J.フランツ(pf)  バーンスタイン/ウィーン・フィル


ピアノとオーケストラの息の合った絶妙な呼吸が、若々しい幸せを感じさせる、ロマンの溢れた第2楽章…。

密やかな感情の中にも、生き生きとしていて、気持ちが浮き立つような愉しさに溢れた、青春真っただ中を思わせるピアノと、それを支えるオケの軽やかさが素晴らしい終楽章…。

これは、私がシューマンのピアノ協奏曲に抱いていたイメージなのですが…

何処で聴いた、誰の演奏だったのか、どうしても思い出せませんでした。

この演奏が、手持ちのCDの中にあり、

J.フランツという聞いたことのないピアニストを、

晩年のバーンスタイン(1986年録音)がサポートした演奏だったと知った時には、

余りの意外さに驚くとともに、こんなに心に残っているCDの演奏者すら覚えていないなんてと、不思議に思ったのですが…

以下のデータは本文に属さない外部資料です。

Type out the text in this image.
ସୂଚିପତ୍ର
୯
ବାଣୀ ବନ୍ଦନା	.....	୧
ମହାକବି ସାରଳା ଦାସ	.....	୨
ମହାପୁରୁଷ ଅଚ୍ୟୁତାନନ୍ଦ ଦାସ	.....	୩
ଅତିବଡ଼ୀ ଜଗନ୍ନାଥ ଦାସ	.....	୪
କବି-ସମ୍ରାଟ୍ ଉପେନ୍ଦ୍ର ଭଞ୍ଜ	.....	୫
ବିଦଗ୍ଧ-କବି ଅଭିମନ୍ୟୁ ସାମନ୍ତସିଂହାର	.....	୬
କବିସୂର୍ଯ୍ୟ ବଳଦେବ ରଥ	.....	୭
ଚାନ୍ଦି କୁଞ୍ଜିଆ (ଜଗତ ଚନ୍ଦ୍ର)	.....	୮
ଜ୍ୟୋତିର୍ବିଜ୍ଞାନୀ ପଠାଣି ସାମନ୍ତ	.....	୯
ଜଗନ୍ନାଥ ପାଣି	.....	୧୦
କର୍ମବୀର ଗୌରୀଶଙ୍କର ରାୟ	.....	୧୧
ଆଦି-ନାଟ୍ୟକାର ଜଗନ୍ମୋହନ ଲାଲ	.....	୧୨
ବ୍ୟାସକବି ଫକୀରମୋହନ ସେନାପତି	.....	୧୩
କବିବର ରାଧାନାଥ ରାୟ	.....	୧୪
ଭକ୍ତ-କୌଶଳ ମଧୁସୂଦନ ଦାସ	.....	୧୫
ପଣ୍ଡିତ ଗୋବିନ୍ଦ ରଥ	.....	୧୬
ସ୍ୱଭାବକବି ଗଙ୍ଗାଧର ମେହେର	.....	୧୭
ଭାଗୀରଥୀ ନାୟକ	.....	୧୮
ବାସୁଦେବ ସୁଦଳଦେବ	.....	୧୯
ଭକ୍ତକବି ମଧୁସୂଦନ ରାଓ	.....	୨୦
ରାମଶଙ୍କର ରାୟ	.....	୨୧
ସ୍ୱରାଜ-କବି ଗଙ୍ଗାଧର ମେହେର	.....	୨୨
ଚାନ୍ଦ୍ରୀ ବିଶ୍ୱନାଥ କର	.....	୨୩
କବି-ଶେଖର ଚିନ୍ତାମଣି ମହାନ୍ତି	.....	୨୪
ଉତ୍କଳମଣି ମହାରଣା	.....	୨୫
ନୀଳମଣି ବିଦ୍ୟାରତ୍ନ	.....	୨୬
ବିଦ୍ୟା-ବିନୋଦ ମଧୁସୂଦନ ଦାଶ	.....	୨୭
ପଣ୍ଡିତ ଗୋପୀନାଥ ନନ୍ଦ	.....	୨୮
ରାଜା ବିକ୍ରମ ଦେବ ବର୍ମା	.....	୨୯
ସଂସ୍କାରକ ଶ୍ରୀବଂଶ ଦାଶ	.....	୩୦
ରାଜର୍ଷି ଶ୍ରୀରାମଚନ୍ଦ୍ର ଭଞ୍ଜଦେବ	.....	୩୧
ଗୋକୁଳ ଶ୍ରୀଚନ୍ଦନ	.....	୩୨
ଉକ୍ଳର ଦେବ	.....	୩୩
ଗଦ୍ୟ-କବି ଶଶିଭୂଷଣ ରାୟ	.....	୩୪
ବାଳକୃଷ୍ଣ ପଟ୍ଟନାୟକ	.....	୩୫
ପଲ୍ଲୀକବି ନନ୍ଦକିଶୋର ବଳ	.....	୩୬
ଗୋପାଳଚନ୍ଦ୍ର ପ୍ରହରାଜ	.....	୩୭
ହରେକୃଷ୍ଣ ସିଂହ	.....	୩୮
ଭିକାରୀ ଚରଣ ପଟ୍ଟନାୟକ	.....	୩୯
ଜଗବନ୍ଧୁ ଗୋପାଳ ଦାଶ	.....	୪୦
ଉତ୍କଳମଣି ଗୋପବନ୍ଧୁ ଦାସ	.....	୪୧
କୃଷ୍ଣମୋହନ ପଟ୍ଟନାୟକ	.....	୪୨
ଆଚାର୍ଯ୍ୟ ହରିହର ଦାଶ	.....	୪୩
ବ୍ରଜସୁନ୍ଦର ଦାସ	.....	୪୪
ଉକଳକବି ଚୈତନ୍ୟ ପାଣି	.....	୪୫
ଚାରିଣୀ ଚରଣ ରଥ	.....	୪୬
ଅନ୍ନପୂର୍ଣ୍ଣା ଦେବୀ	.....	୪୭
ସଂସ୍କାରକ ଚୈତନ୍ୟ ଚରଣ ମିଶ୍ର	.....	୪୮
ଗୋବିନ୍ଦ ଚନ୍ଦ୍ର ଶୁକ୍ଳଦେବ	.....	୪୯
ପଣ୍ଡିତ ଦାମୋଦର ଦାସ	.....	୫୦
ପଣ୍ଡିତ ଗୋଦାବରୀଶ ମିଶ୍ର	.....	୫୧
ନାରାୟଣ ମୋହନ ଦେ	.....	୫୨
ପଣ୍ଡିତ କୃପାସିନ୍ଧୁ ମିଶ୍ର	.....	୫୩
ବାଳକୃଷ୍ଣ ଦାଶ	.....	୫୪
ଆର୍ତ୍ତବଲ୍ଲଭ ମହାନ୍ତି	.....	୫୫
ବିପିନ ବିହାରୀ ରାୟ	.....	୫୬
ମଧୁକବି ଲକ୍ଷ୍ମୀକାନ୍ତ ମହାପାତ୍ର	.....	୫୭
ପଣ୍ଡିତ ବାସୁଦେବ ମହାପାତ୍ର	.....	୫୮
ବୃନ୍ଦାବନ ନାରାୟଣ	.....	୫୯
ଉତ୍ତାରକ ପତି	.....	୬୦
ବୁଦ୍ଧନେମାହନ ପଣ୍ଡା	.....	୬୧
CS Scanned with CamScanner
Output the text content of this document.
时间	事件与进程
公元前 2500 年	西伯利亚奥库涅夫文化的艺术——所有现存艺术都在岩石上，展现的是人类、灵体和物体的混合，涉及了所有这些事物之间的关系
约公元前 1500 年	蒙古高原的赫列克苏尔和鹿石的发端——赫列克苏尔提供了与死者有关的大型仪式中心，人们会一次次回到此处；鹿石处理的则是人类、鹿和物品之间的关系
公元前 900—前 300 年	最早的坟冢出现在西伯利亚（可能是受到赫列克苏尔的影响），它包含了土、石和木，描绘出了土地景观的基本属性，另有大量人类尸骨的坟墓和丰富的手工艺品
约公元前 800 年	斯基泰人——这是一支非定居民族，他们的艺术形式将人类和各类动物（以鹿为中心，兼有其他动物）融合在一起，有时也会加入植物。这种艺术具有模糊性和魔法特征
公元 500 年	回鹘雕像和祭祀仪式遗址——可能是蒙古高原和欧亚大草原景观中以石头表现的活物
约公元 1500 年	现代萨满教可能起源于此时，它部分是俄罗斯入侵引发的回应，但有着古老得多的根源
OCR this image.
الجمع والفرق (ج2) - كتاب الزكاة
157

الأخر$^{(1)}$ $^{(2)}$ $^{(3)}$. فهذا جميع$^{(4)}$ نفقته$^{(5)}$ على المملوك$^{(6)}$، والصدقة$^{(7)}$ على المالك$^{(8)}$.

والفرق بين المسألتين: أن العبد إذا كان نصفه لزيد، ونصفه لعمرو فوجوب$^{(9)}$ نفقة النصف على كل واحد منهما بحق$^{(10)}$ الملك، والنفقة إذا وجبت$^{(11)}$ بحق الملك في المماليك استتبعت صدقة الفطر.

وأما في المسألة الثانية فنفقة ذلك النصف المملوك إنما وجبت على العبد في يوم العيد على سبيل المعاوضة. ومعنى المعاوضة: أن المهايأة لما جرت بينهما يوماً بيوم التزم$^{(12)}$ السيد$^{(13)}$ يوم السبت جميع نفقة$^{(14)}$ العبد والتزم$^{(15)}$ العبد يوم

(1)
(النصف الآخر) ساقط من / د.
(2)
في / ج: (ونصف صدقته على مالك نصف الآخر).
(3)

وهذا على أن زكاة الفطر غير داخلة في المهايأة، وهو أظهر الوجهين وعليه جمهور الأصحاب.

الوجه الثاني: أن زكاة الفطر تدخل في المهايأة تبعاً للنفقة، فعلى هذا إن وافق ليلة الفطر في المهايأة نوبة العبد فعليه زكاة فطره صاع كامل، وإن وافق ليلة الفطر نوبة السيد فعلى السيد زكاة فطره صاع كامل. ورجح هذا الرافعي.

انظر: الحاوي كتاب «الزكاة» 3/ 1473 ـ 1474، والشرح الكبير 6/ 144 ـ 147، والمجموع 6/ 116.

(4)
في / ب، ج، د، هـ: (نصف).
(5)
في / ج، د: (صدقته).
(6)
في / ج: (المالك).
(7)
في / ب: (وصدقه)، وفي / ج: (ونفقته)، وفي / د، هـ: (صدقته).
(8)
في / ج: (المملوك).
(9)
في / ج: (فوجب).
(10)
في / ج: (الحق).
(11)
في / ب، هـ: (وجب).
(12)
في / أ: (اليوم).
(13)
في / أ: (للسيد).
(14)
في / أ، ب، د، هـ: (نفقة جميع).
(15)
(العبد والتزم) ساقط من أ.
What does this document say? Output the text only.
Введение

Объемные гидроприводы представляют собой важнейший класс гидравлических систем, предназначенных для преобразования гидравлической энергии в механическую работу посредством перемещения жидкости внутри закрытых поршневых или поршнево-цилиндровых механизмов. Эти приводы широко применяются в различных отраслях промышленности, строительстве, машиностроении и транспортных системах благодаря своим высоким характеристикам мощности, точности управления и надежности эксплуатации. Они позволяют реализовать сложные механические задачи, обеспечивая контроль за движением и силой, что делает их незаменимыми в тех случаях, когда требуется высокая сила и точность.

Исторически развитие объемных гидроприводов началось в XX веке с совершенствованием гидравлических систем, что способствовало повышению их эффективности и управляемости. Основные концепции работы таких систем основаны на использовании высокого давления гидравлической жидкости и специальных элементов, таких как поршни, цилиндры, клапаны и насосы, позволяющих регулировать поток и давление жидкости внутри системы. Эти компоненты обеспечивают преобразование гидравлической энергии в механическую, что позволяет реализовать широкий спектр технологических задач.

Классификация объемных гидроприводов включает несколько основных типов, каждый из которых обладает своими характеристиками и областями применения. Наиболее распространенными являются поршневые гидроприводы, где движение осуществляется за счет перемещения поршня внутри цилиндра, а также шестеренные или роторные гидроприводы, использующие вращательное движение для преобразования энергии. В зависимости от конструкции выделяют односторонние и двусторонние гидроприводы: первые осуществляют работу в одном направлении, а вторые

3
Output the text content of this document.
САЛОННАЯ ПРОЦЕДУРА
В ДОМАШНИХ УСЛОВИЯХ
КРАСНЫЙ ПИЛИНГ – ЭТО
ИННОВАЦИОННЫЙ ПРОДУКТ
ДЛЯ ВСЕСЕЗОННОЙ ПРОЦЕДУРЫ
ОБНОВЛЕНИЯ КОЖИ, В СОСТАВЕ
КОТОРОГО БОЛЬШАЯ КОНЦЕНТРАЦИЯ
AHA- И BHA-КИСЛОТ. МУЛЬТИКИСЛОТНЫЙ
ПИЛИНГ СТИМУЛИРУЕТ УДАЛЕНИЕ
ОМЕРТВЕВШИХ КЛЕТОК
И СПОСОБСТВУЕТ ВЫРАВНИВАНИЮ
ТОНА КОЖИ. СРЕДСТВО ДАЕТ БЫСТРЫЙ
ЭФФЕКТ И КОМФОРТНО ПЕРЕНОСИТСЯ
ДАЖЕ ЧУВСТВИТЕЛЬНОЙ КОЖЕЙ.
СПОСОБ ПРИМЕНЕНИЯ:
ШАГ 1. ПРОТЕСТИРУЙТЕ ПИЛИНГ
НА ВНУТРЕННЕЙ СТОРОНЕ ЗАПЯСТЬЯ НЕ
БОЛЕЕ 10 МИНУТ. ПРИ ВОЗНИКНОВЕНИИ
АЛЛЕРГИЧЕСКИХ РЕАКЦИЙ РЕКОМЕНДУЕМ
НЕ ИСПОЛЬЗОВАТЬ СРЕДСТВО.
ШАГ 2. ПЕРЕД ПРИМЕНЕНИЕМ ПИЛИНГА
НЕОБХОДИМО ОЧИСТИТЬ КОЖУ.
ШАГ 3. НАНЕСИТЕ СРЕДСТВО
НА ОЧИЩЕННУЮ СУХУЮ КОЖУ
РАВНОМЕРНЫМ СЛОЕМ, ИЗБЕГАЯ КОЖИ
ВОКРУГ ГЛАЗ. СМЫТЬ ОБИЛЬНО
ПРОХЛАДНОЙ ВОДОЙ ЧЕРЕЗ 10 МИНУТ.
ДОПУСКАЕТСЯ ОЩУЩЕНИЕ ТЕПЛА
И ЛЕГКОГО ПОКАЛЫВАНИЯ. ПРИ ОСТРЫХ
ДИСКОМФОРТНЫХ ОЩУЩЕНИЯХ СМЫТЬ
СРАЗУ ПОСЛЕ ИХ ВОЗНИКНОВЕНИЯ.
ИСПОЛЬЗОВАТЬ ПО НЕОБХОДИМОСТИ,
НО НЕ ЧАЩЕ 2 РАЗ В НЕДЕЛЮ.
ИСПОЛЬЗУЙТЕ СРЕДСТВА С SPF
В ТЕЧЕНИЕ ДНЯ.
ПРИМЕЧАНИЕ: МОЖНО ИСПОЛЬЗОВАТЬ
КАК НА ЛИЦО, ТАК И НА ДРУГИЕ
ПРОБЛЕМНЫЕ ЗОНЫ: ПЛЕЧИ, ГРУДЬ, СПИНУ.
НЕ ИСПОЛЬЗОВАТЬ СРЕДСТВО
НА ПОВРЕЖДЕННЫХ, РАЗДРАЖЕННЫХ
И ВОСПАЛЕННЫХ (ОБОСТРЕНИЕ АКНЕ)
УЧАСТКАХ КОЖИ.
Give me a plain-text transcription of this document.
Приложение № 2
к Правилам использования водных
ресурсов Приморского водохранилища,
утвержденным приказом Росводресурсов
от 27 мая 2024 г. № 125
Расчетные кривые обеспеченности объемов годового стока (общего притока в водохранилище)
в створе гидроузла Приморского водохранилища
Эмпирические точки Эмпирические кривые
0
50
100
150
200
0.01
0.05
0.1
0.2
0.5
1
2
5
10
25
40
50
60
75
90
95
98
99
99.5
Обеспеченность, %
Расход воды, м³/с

この演奏を聴いた当時の評論家の発言にマスクされて、印象が薄らいでしまったのかもしれません。

もう一つ考えられるのは、若い頃は情熱的できびきびとした、起伏の大きな演奏をしていたバーンスタインの芸風が、

晩年に向うにしたがって、一音一音に思いのたけを込めた音造りをオーケストラに要求してきたために、テンポが遅滞する傾向があったことは、よく知られた事実。

そんな先入観念を持って聴いたディスクだったために、気持は演奏を受け容れているのに、負の評価を下していた可能性もあり得ることです。

皆さまはこんなことを体験されたことありませんか?

あらためてこの演奏を聴いてみると、第1楽章こそ、お互いに手の内を探るようなぎこちなさが感じられますが、

第2楽章からは、フランツの若々しく溌剌とした演奏にバーンスタインが共感し、伴奏に徹したのではないか…。

これは、良い意味でのバーンスタインの個性が抑えられた、素晴らしい演奏だと思います。